Pair Corralation between Salomon A and Carmit

Assuming the 90 days trading horizon Salomon A Angel is expected to generate 2.56 times more return on investment than Carmit. However, Salomon A is 2.56 times more volatile than Carmit. It trades about 0.37 of its potential returns per unit of risk. Carmit is currently generating about 0.07 per unit of risk. If you would invest  298,800  in Salomon A Angel on September 2, 2024 and sell it today you would earn a total of  65,400  from holding Salomon A Angel or generate 21.89% return on investment over 90 days.
Time Period3 Months [change]
DirectionMoves Against 
StrengthWeak
Accuracy100.0%
ValuesDaily Returns

Salomon A Angel  vs.  Carmit

 Performance 
       Timeline  
Salomon A Angel 

Risk-Adjusted Performance

0 of 100

 
Weak
 
Strong
Very Weak
Over the last 90 days Salomon A Angel has generated negative risk-adjusted returns adding no value to investors with long positions. Despite somewhat strong basic indicators, Salomon A is not utilizing all of its potentials. The current stock price disturbance, may contribute to short-term losses for the investors.
Carmit 

Risk-Adjusted Performance

4 of 100

 
Weak
 
Strong
Insignificant
Compared to the overall equity markets, risk-adjusted returns on investments in Carmit are ranked lower than 4 (%) of all global equities and portfolios over the last 90 days. Despite somewhat unsteady basic indicators, Carmit may actually be approaching a critical reversion point that can send shares even higher in January 2025.
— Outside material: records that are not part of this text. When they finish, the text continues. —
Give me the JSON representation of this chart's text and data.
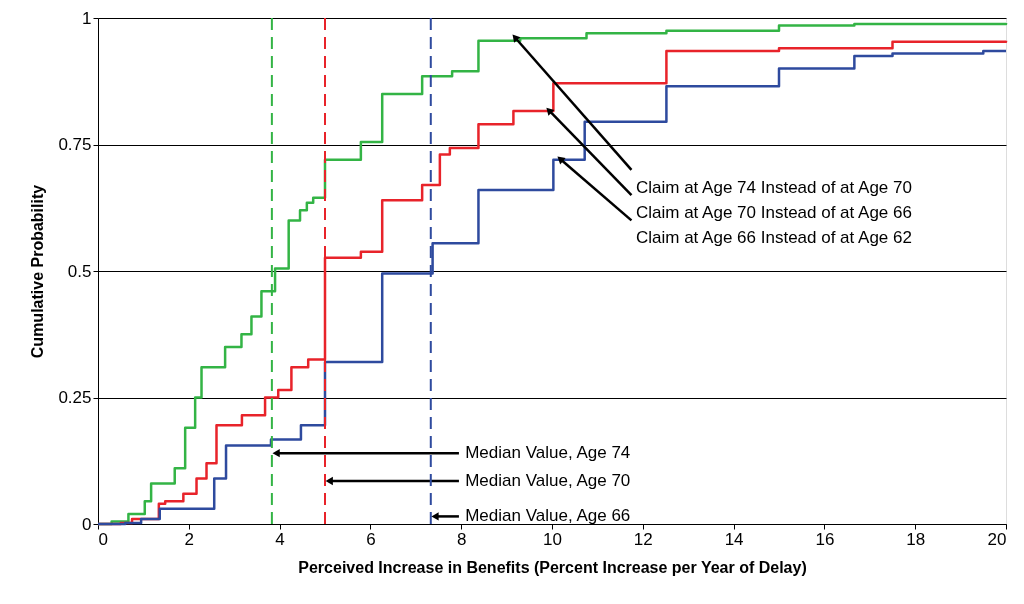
{
  "chart_data": {
    "type": "step",
    "xlabel": "Perceived Increase in Benefits (Percent Increase per Year of Delay)",
    "ylabel": "Cumulative Probability",
    "xlim": [
      0,
      20
    ],
    "xticks": [
      0,
      2,
      4,
      6,
      8,
      10,
      12,
      14,
      16,
      18,
      20
    ],
    "ylim": [
      0,
      1
    ],
    "yticks": [
      0,
      0.25,
      0.5,
      0.75,
      1
    ],
    "grid": "y",
    "line_style": "solid",
    "marker": "none",
    "series": [
      {
        "color": "#33b445",
        "x": [
          0,
          0.3,
          0.67,
          1.03,
          1.17,
          1.69,
          1.92,
          2.14,
          2.28,
          2.8,
          3.16,
          3.38,
          3.6,
          3.9,
          4.2,
          4.45,
          4.6,
          4.74,
          5.0,
          5.79,
          6.26,
          7.14,
          7.8,
          8.38,
          9.3,
          10.76,
          12.52,
          15.0,
          16.66,
          20
        ],
        "values": [
          0,
          0.005,
          0.02,
          0.045,
          0.08,
          0.11,
          0.19,
          0.25,
          0.31,
          0.35,
          0.375,
          0.41,
          0.46,
          0.505,
          0.6,
          0.62,
          0.635,
          0.645,
          0.72,
          0.755,
          0.85,
          0.885,
          0.895,
          0.955,
          0.96,
          0.97,
          0.975,
          0.985,
          0.988,
          0.99
        ]
      },
      {
        "color": "#e8232a",
        "x": [
          0,
          0.5,
          0.75,
          1.34,
          1.48,
          1.88,
          2.17,
          2.39,
          2.61,
          3.17,
          3.68,
          3.97,
          4.26,
          4.63,
          5.0,
          5.79,
          6.26,
          7.14,
          7.53,
          7.75,
          8.38,
          9.15,
          10.03,
          12.52,
          15.0,
          17.5,
          20
        ],
        "values": [
          0,
          0.002,
          0.01,
          0.04,
          0.045,
          0.06,
          0.09,
          0.12,
          0.195,
          0.215,
          0.25,
          0.265,
          0.31,
          0.325,
          0.526,
          0.538,
          0.64,
          0.67,
          0.73,
          0.743,
          0.79,
          0.816,
          0.871,
          0.935,
          0.94,
          0.953,
          0.955
        ]
      },
      {
        "color": "#2e4a9e",
        "x": [
          0,
          0.6,
          0.95,
          1.36,
          2.56,
          2.82,
          3.81,
          4.47,
          5.0,
          6.26,
          7.37,
          8.38,
          10.03,
          10.72,
          12.52,
          15.0,
          16.66,
          17.5,
          19.5,
          20
        ],
        "values": [
          0,
          0.002,
          0.01,
          0.03,
          0.09,
          0.155,
          0.167,
          0.195,
          0.32,
          0.495,
          0.555,
          0.66,
          0.72,
          0.795,
          0.865,
          0.9,
          0.925,
          0.93,
          0.935,
          0.935
        ]
      }
    ],
    "ref_lines": [
      {
        "axis": "x",
        "value": 3.83,
        "label": "Median Value, Age 74",
        "color": "#33b445",
        "line_style": "dashed"
      },
      {
        "axis": "x",
        "value": 5.0,
        "label": "Median Value, Age 70",
        "color": "#e8232a",
        "line_style": "dashed"
      },
      {
        "axis": "x",
        "value": 7.33,
        "label": "Median Value, Age 66",
        "color": "#2e4a9e",
        "line_style": "dashed"
      }
    ],
    "annotations": [
      {
        "text": "Claim at Age 74 Instead of at Age 70",
        "x": 9.2,
        "y": 0.96
      },
      {
        "text": "Claim at Age 70 Instead of at Age 66",
        "x": 9.95,
        "y": 0.816
      },
      {
        "text": "Claim at Age 66 Instead of at Age 62",
        "x": 10.2,
        "y": 0.72
      }
    ]
  }
}
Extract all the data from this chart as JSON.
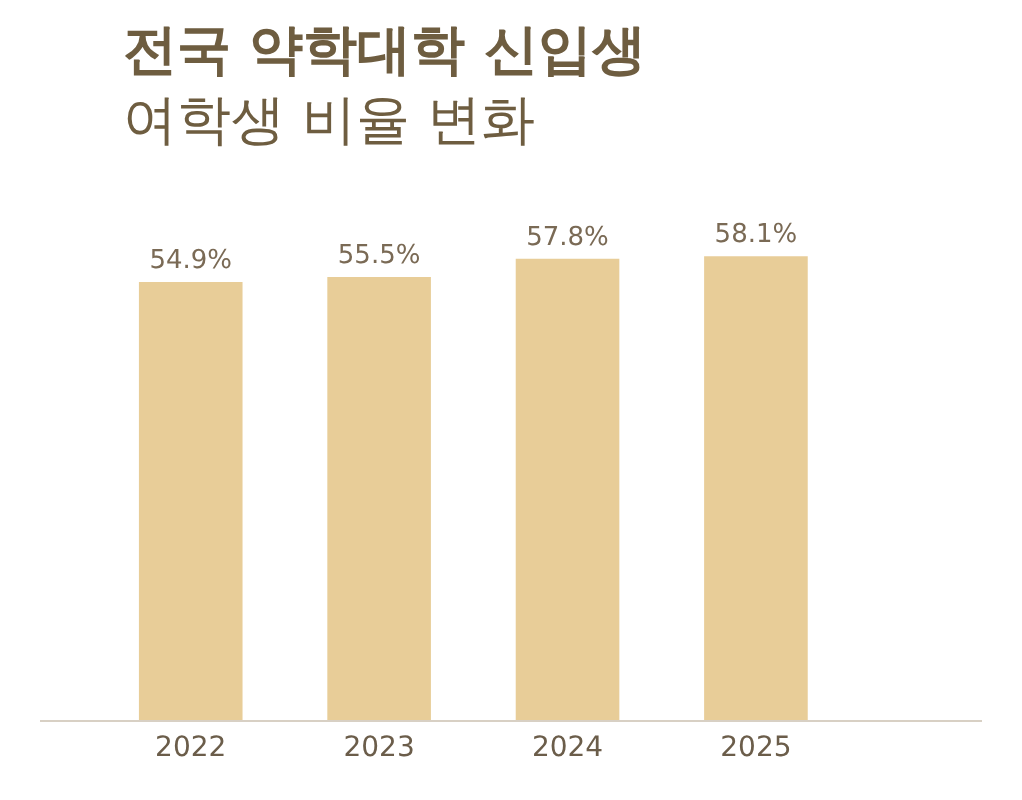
{
  "chart_data": {
    "type": "bar",
    "title": "전국 약학대학 신입생",
    "subtitle": "여학생 비율 변화",
    "categories": [
      "2022",
      "2023",
      "2024",
      "2025"
    ],
    "values": [
      54.9,
      55.5,
      57.8,
      58.1
    ],
    "value_labels": [
      "54.9%",
      "55.5%",
      "57.8%",
      "58.1%"
    ],
    "color": "#e8cd98"
  }
}
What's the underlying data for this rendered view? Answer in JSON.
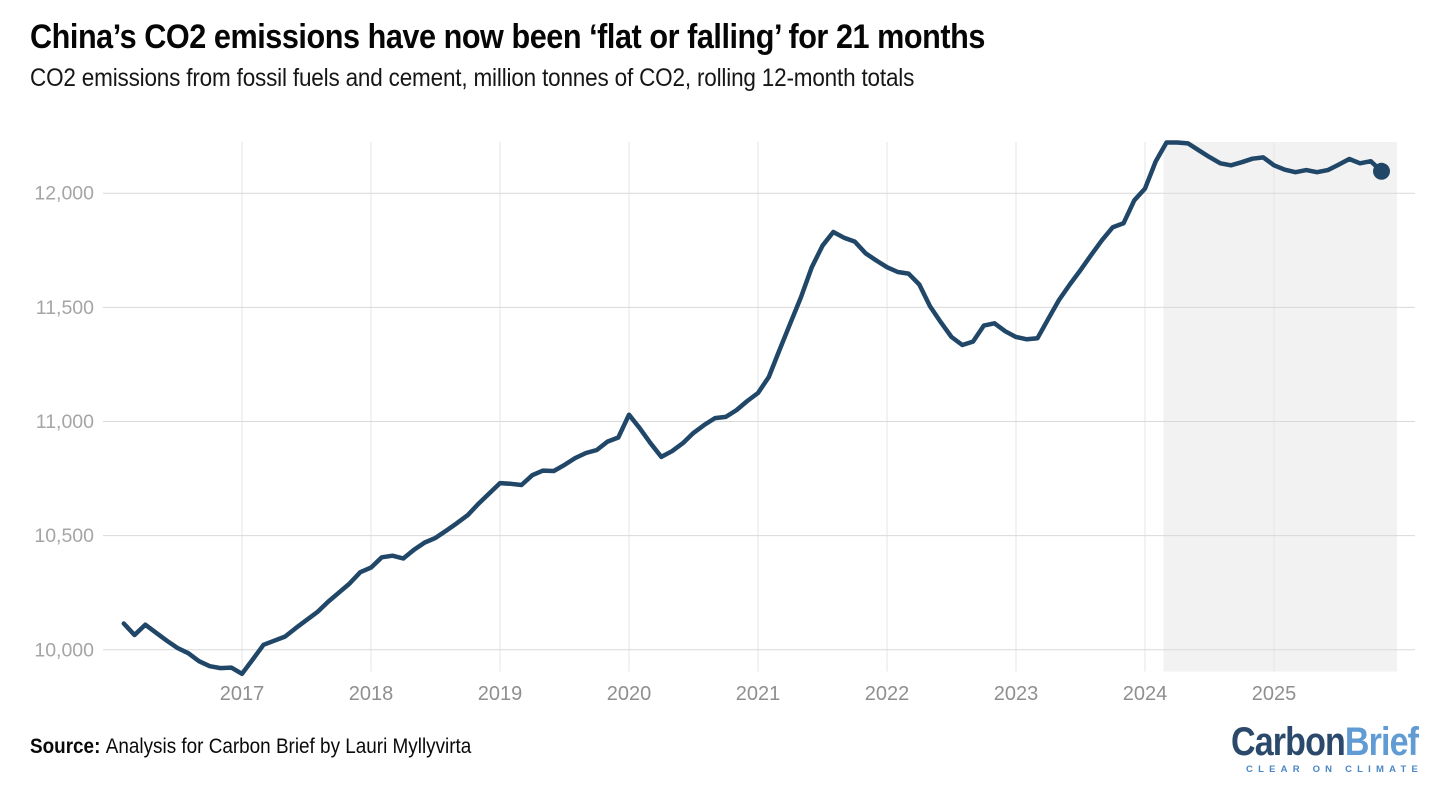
{
  "header": {
    "title": "China’s CO2 emissions have now been ‘flat or falling’ for 21 months",
    "subtitle": "CO2 emissions from fossil fuels and cement, million tonnes of CO2, rolling 12-month totals"
  },
  "footer": {
    "source_label": "Source:",
    "source_text": "Analysis for Carbon Brief by Lauri Myllyvirta"
  },
  "logo": {
    "part1": "Carbon",
    "part2": "Brief",
    "tagline": "CLEAR ON CLIMATE"
  },
  "colors": {
    "line": "#204668",
    "end_dot": "#204668",
    "highlight_shade": "#f2f2f2",
    "grid_horizontal": "#d9d9d9",
    "grid_vertical": "#e5e5e5",
    "y_tick_text": "#a5a5a5",
    "x_tick_text": "#8f8f8f",
    "title_text": "#060606",
    "logo_carbon": "#2b4a6b",
    "logo_brief": "#609bd4",
    "logo_tagline": "#4a87c6"
  },
  "chart_data": {
    "type": "line",
    "title": "China’s CO2 emissions have now been ‘flat or falling’ for 21 months",
    "subtitle": "CO2 emissions from fossil fuels and cement, million tonnes of CO2, rolling 12-month totals",
    "ylabel": "million tonnes of CO2, rolling 12-month totals",
    "xlabel": "",
    "legend": "none",
    "grid": "on",
    "x_start": "2016-02",
    "x_end": "2025-11",
    "frequency": "monthly",
    "values": [
      10115,
      10065,
      10110,
      10075,
      10040,
      10008,
      9985,
      9950,
      9928,
      9920,
      9922,
      9895,
      9958,
      10022,
      10040,
      10058,
      10095,
      10130,
      10165,
      10210,
      10250,
      10290,
      10340,
      10360,
      10405,
      10412,
      10400,
      10438,
      10470,
      10490,
      10522,
      10555,
      10590,
      10640,
      10685,
      10730,
      10727,
      10722,
      10765,
      10785,
      10783,
      10810,
      10840,
      10862,
      10875,
      10912,
      10930,
      11030,
      10970,
      10905,
      10845,
      10870,
      10905,
      10950,
      10985,
      11015,
      11020,
      11050,
      11090,
      11125,
      11195,
      11313,
      11430,
      11545,
      11676,
      11770,
      11830,
      11805,
      11788,
      11737,
      11705,
      11676,
      11655,
      11648,
      11600,
      11505,
      11435,
      11370,
      11335,
      11350,
      11420,
      11430,
      11395,
      11370,
      11360,
      11365,
      11450,
      11532,
      11600,
      11663,
      11730,
      11794,
      11851,
      11868,
      11969,
      12020,
      12140,
      12222,
      12222,
      12218,
      12188,
      12158,
      12131,
      12122,
      12136,
      12151,
      12157,
      12122,
      12103,
      12092,
      12101,
      12092,
      12101,
      12125,
      12150,
      12131,
      12140,
      12096
    ],
    "x_tick_labels": [
      "2017",
      "2018",
      "2019",
      "2020",
      "2021",
      "2022",
      "2023",
      "2024",
      "2025"
    ],
    "y_ticks": [
      {
        "value": 10000,
        "label": "10,000"
      },
      {
        "value": 10500,
        "label": "10,500"
      },
      {
        "value": 11000,
        "label": "11,000"
      },
      {
        "value": 11500,
        "label": "11,500"
      },
      {
        "value": 12000,
        "label": "12,000"
      }
    ],
    "ylim": [
      9880,
      12230
    ],
    "highlight_region": {
      "from": "2024-03",
      "to": "2025-11",
      "style": "light gray band"
    },
    "last_point": {
      "date": "2025-11",
      "value": 12096,
      "marker": "filled circle"
    }
  }
}
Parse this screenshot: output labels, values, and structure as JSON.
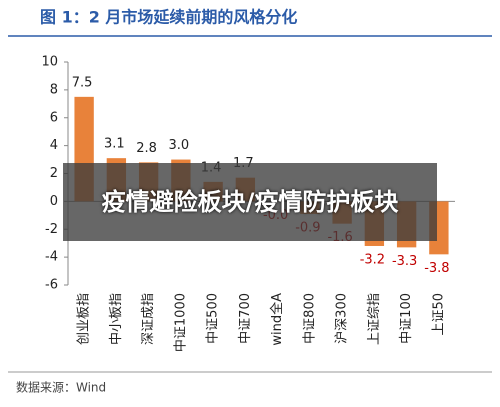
{
  "chart_data": {
    "type": "bar",
    "title": "图 1：2 月市场延续前期的风格分化",
    "source": "数据来源：Wind",
    "overlay_text": "疫情避险板块/疫情防护板块",
    "categories": [
      "创业板指",
      "中小板指",
      "深证成指",
      "中证1000",
      "中证500",
      "中证700",
      "wind全A",
      "中证800",
      "沪深300",
      "上证综指",
      "中证100",
      "上证50"
    ],
    "values": [
      7.5,
      3.1,
      2.8,
      3.0,
      1.4,
      1.7,
      -0.0,
      -0.9,
      -1.6,
      -3.2,
      -3.3,
      -3.8
    ],
    "value_labels": [
      "7.5",
      "3.1",
      "2.8",
      "3.0",
      "1.4",
      "1.7",
      "-0.0",
      "-0.9",
      "-1.6",
      "-3.2",
      "-3.3",
      "-3.8"
    ],
    "color": "#e8823a",
    "negative_label_color": "#c00000",
    "ylim": [
      -6,
      10
    ],
    "yticks": [
      -6,
      -4,
      -2,
      0,
      2,
      4,
      6,
      8,
      10
    ],
    "grid": false
  }
}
Salomon A and Carmit Volatility Contrast

   Predicted Return Density   
       Returns  

Pair Trading with Salomon A and Carmit

The main advantage of trading using opposite Salomon A and Carmit positions is that it hedges away some unsystematic risk. Because of two separate transactions, even if Salomon A position performs unexpectedly, Carmit can make up some of the losses. Pair trading also minimizes risk from directional movements in the market. For example, if an entire industry or sector drops because of unexpected headlines, the short position in Carmit will offset losses from the drop in Carmit's long position.
The idea behind Salomon A Angel and Carmit pairs trading is to make the combined position market-neutral, meaning the overall market's direction will not affect its win or loss (or potential downside or upside). This can be achieved by designing a pairs trade with two highly correlated stocks or equities that operate in a similar space or sector, making it possible to obtain profits through simple and relatively low-risk investment.
Check out your portfolio center.
Note that this page's information should be used as a complementary analysis to find the right mix of equity instruments to add to your existing portfolios or create a brand new portfolio. You can also try the Positions Ratings module to determine portfolio positions ratings based on digital equity recommendations. Macroaxis instant position ratings are based on combination of fundamental analysis and risk-adjusted market performance.